Many Asheville business owners have responded with tolerance, even when they’ve been pressed far beyond the call of duty. Caregivers toil day after day in the often thankless job of serving the most indigent — providing free meals, shelter, clothing and kindness. Nonetheless, the problem persists. In the 10 years I’ve lived in downtown Asheville, nothing has changed, despite aggressive law enforcement, benevolent services, and attempts to reform or save the indigent and the addicted.

What to do?

Most importantly, regardless of an individual’s state of disintegration, the community can ill afford to write that person off as a mere statistic culled from the police blotter or a piece of litter to be swept out of sight. Nor can we dismiss these folks as collateral damage in the embattled trenches of capitalism. Granted, serving those in the clutches of a desperate addiction is no easy task. All who have grappled with alcoholism and addiction know that the worst times are marked by belligerence, intimidation, rudeness and outright danger. Yet, other times, these same people display a profound sweetness and purity of soul, enriching the community with stories and wisdom that both confound and delight.

The fellowship of community meals can be helpful.
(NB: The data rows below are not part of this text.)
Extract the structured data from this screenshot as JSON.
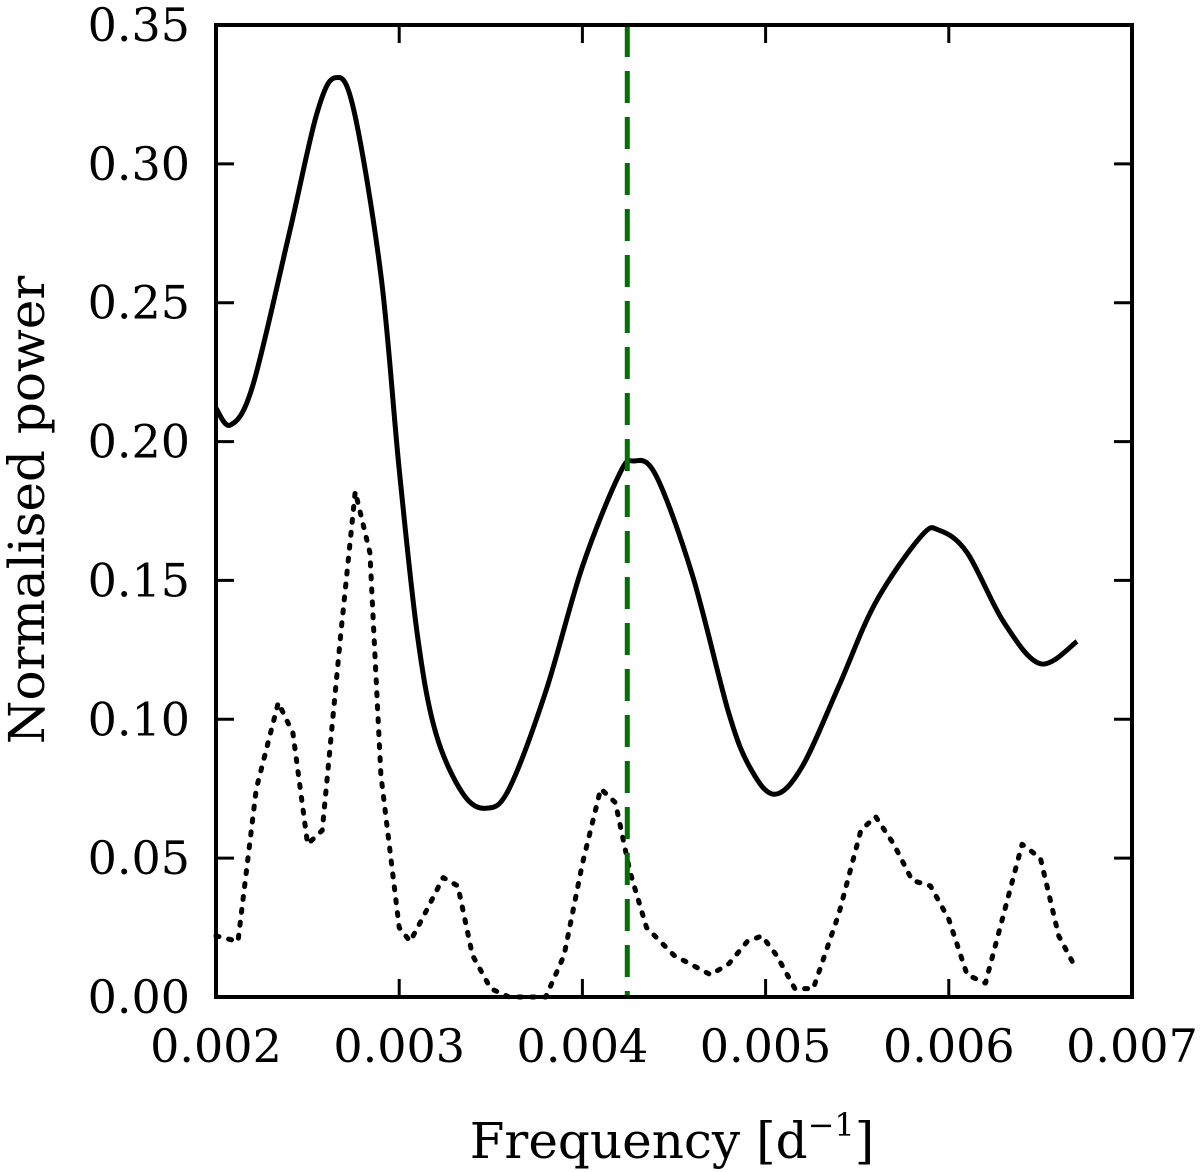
{
  "chart_data": {
    "type": "line",
    "title": "",
    "xlabel_text": "Frequency [d",
    "xlabel_sup": "−1",
    "xlabel_close": "]",
    "ylabel": "Normalised power",
    "xlim": [
      0.002,
      0.007
    ],
    "ylim": [
      0.0,
      0.35
    ],
    "xticks": [
      0.002,
      0.003,
      0.004,
      0.005,
      0.006,
      0.007
    ],
    "xtick_labels": [
      "0.002",
      "0.003",
      "0.004",
      "0.005",
      "0.006",
      "0.007"
    ],
    "yticks": [
      0.0,
      0.05,
      0.1,
      0.15,
      0.2,
      0.25,
      0.3,
      0.35
    ],
    "ytick_labels": [
      "0.00",
      "0.05",
      "0.10",
      "0.15",
      "0.20",
      "0.25",
      "0.30",
      "0.35"
    ],
    "grid": false,
    "series": [
      {
        "style": "solid",
        "color": "#000000",
        "x": [
          0.002,
          0.00208,
          0.0022,
          0.0024,
          0.00255,
          0.00265,
          0.00275,
          0.0029,
          0.003,
          0.0031,
          0.0032,
          0.00335,
          0.00348,
          0.0036,
          0.0038,
          0.004,
          0.0042,
          0.00428,
          0.0044,
          0.0046,
          0.0048,
          0.00492,
          0.00505,
          0.0052,
          0.0054,
          0.0056,
          0.00585,
          0.00595,
          0.0061,
          0.0063,
          0.0065,
          0.0067
        ],
        "y": [
          0.212,
          0.206,
          0.22,
          0.275,
          0.318,
          0.331,
          0.32,
          0.26,
          0.19,
          0.13,
          0.095,
          0.073,
          0.068,
          0.075,
          0.11,
          0.155,
          0.188,
          0.193,
          0.188,
          0.152,
          0.102,
          0.082,
          0.073,
          0.083,
          0.112,
          0.142,
          0.166,
          0.168,
          0.16,
          0.135,
          0.12,
          0.128
        ]
      },
      {
        "style": "dotted",
        "color": "#000000",
        "x": [
          0.002,
          0.00212,
          0.00222,
          0.00234,
          0.00242,
          0.0025,
          0.00258,
          0.00268,
          0.00276,
          0.00284,
          0.0029,
          0.003,
          0.00306,
          0.00314,
          0.00324,
          0.00332,
          0.0034,
          0.0035,
          0.0036,
          0.0037,
          0.0038,
          0.0039,
          0.004,
          0.0041,
          0.00418,
          0.00426,
          0.00435,
          0.0045,
          0.0047,
          0.0048,
          0.0049,
          0.00498,
          0.00506,
          0.00516,
          0.00526,
          0.0054,
          0.00552,
          0.0056,
          0.0057,
          0.0058,
          0.0059,
          0.006,
          0.0061,
          0.0062,
          0.0063,
          0.0064,
          0.0065,
          0.0066,
          0.00668
        ],
        "y": [
          0.022,
          0.02,
          0.075,
          0.106,
          0.095,
          0.055,
          0.06,
          0.13,
          0.182,
          0.16,
          0.08,
          0.025,
          0.02,
          0.03,
          0.043,
          0.04,
          0.015,
          0.003,
          0.0,
          0.0,
          0.0,
          0.015,
          0.048,
          0.075,
          0.07,
          0.045,
          0.025,
          0.015,
          0.008,
          0.012,
          0.02,
          0.022,
          0.015,
          0.003,
          0.003,
          0.03,
          0.06,
          0.065,
          0.055,
          0.042,
          0.04,
          0.028,
          0.008,
          0.005,
          0.03,
          0.055,
          0.05,
          0.022,
          0.012
        ]
      }
    ],
    "vlines": [
      {
        "x": 0.004245,
        "color": "#007000",
        "style": "dashed"
      }
    ]
  }
}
Warm food, a smile and a respite from the hectic streets often have a sobering effect that softens even the roughest edges. All groups who serve free meals need more volunteers, as well as donations of nourishing food. (Too often, the standard fare consists of sweets and too many carbohydrates.) And for people in need, it’s helpful to know when and where these services are available. Directing an individual to a particular service is an offering in lieu of money, which is obviously being solicited for the next drink of cheap wine, bottle of mouthwash or rock of crack cocaine.
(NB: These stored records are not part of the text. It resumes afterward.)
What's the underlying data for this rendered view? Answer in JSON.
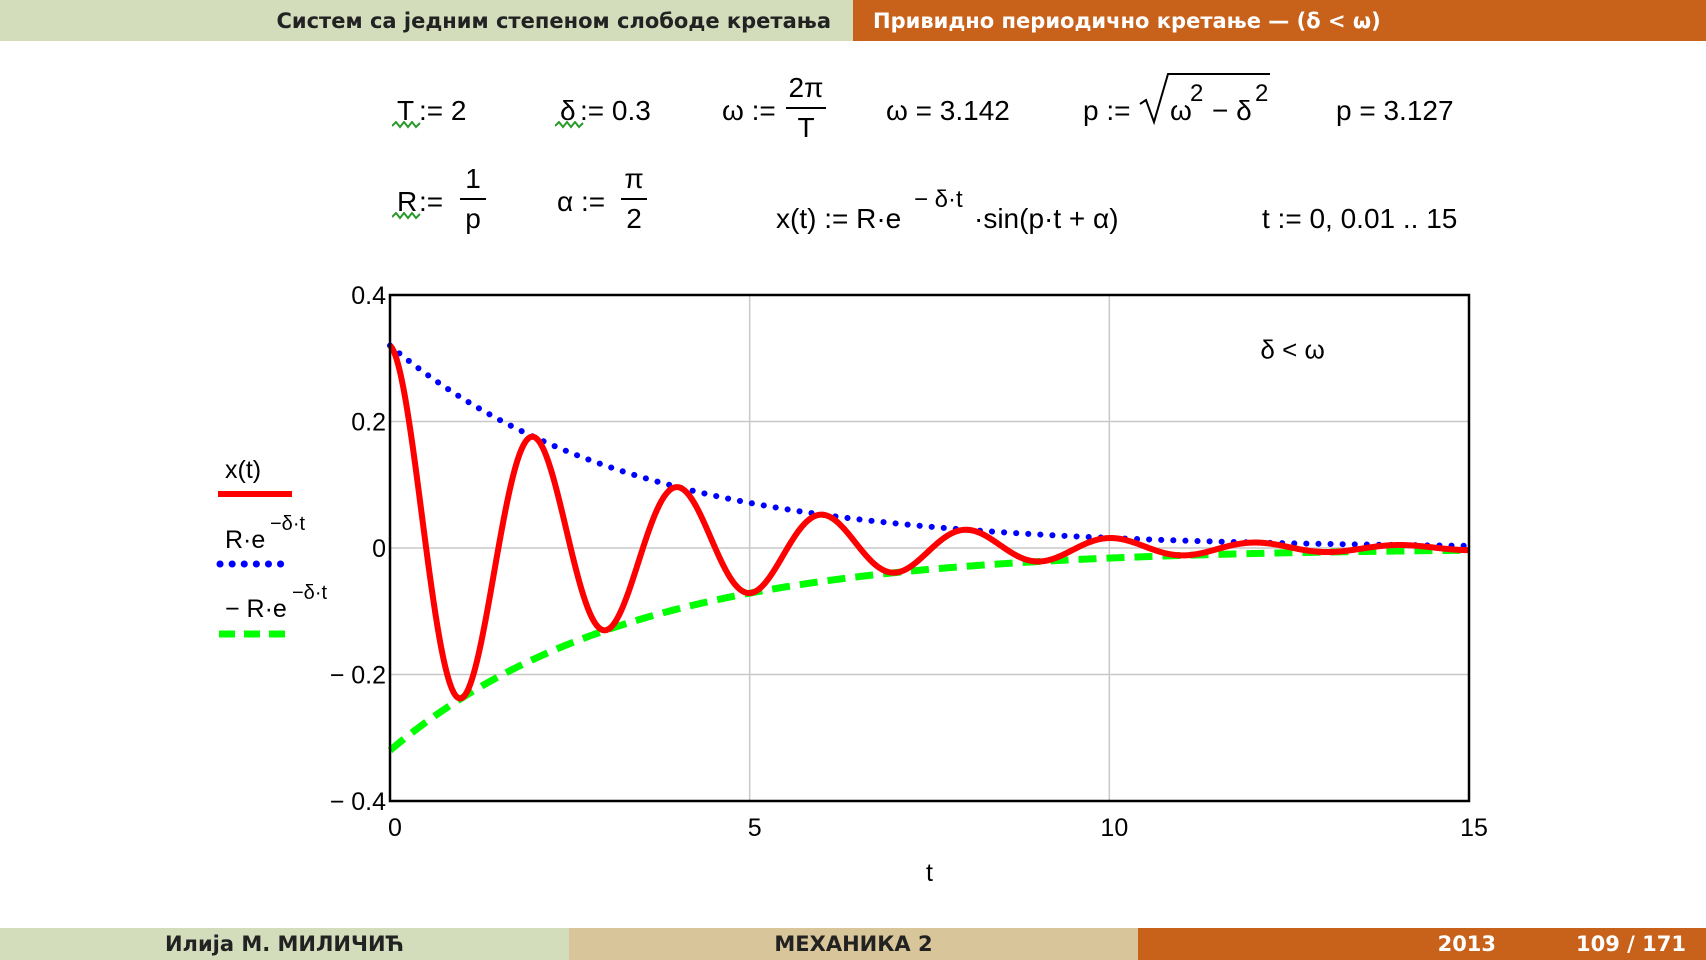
{
  "header": {
    "left": "Систем са једним степеном слободе кретања",
    "right": "Привидно периодично кретање — (δ < ω)",
    "right_bg": "#c8611a"
  },
  "formulas": {
    "T_def": ":= 2",
    "T_var": "T",
    "delta_var": "δ",
    "delta_def": ":= 0.3",
    "omega_def_lhs": "ω :=",
    "omega_num": "2π",
    "omega_den": "T",
    "omega_val": "ω = 3.142",
    "p_def_lhs": "p :=",
    "p_rad_a": "ω",
    "p_rad_exp": "2",
    "p_rad_minus": "− δ",
    "p_rad_exp2": "2",
    "p_val": "p = 3.127",
    "R_var": "R",
    "R_def_lhs": ":=",
    "R_num": "1",
    "R_den": "p",
    "alpha_def_lhs": "α :=",
    "alpha_num": "π",
    "alpha_den": "2",
    "x_def_a": "x(t) := R·e",
    "x_def_exp": "− δ·t",
    "x_def_b": "·sin(p·t + α)",
    "t_def": "t := 0, 0.01 .. 15"
  },
  "legend": {
    "item1": "x(t)",
    "item2_base": "R·e",
    "item2_exp": "−δ·t",
    "item3_base": "− R·e",
    "item3_exp": "−δ·t"
  },
  "chart_data": {
    "type": "line",
    "xlabel": "t",
    "ylabel": "",
    "xlim": [
      0,
      15
    ],
    "ylim": [
      -0.4,
      0.4
    ],
    "x_ticks": [
      "0",
      "5",
      "10",
      "15"
    ],
    "y_ticks": [
      "0.4",
      "0.2",
      "0",
      "− 0.2",
      "− 0.4"
    ],
    "grid": true,
    "annotation": "δ < ω",
    "params": {
      "T": 2,
      "delta": 0.3,
      "omega": 3.142,
      "p": 3.127,
      "R": 0.32,
      "alpha": 1.5708
    },
    "series": [
      {
        "name": "x(t)",
        "color": "#ff0000",
        "style": "solid"
      },
      {
        "name": "R·e^(−δ·t)",
        "color": "#0000ff",
        "style": "dotted"
      },
      {
        "name": "− R·e^(−δ·t)",
        "color": "#00ff00",
        "style": "dashed"
      }
    ]
  },
  "footer": {
    "author": "Илија М. МИЛИЧИЋ",
    "course": "МЕХАНИКА 2",
    "year": "2013",
    "page": "109 / 171",
    "right_bg": "#c8611a"
  }
}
I encourage service-minded citizens to spend a few hours a week downtown providing a kind and peaceful presence. Make friends with the people of the street. Their names are John, Mary, Richard, Susan — not homeless person, derelict, drunk or crackhead. Sit in Pritchard Park and share a sandwich or a cup of coffee. I suggest working in groups of two or three: Watch out for one another; stay alert to potential problems. Enjoy the day (and, while you’re at it, pick up litter!).

Offer the people you meet a cool drink of water instead of money. Dehydration is a critical and life-threatening consequence of excessive alcohol consumption. Have Band-Aids(R) and salve available for treating cuts and scrapes. Often, those simple gestures can provide a moment of light and a ray of hope.

Mercy and compassion never fail, especially when offered by those who’ve stopped deceiving themselves and know that no living being is any better than any other.

Lastly, it’s important to keep a balanced perspective on the true state of our society. There are more beggars, panhandlers, liars and swindlers among the status quo — with far more destructive addictions — than among the denizens of public thoroughfares.

It has become glaringly obvious that corporate criminals and politicians will stoop to the lowest forms of beggary to solicit their campaign bribes. National leaders wave their flags and beg the public to spend, spend, spend while wisdom calls us toward the work of conservation. Legislators at the national, state and local levels manipulate our money to provide corporate welfare while voting to eliminate funds for the disabled, mentally ill and elderly.

In light of the real threats to safety and security, spare change is small potatoes.

Hopefully, our community will continue to grow and develop along the lines of tolerance, mercy and compassion in all matters — for these are our most certain assurances of quality of place and true homeland security. Failing that, we can look forward only to more guns, more police, more money and an endless string of ineffective laws and ordinances.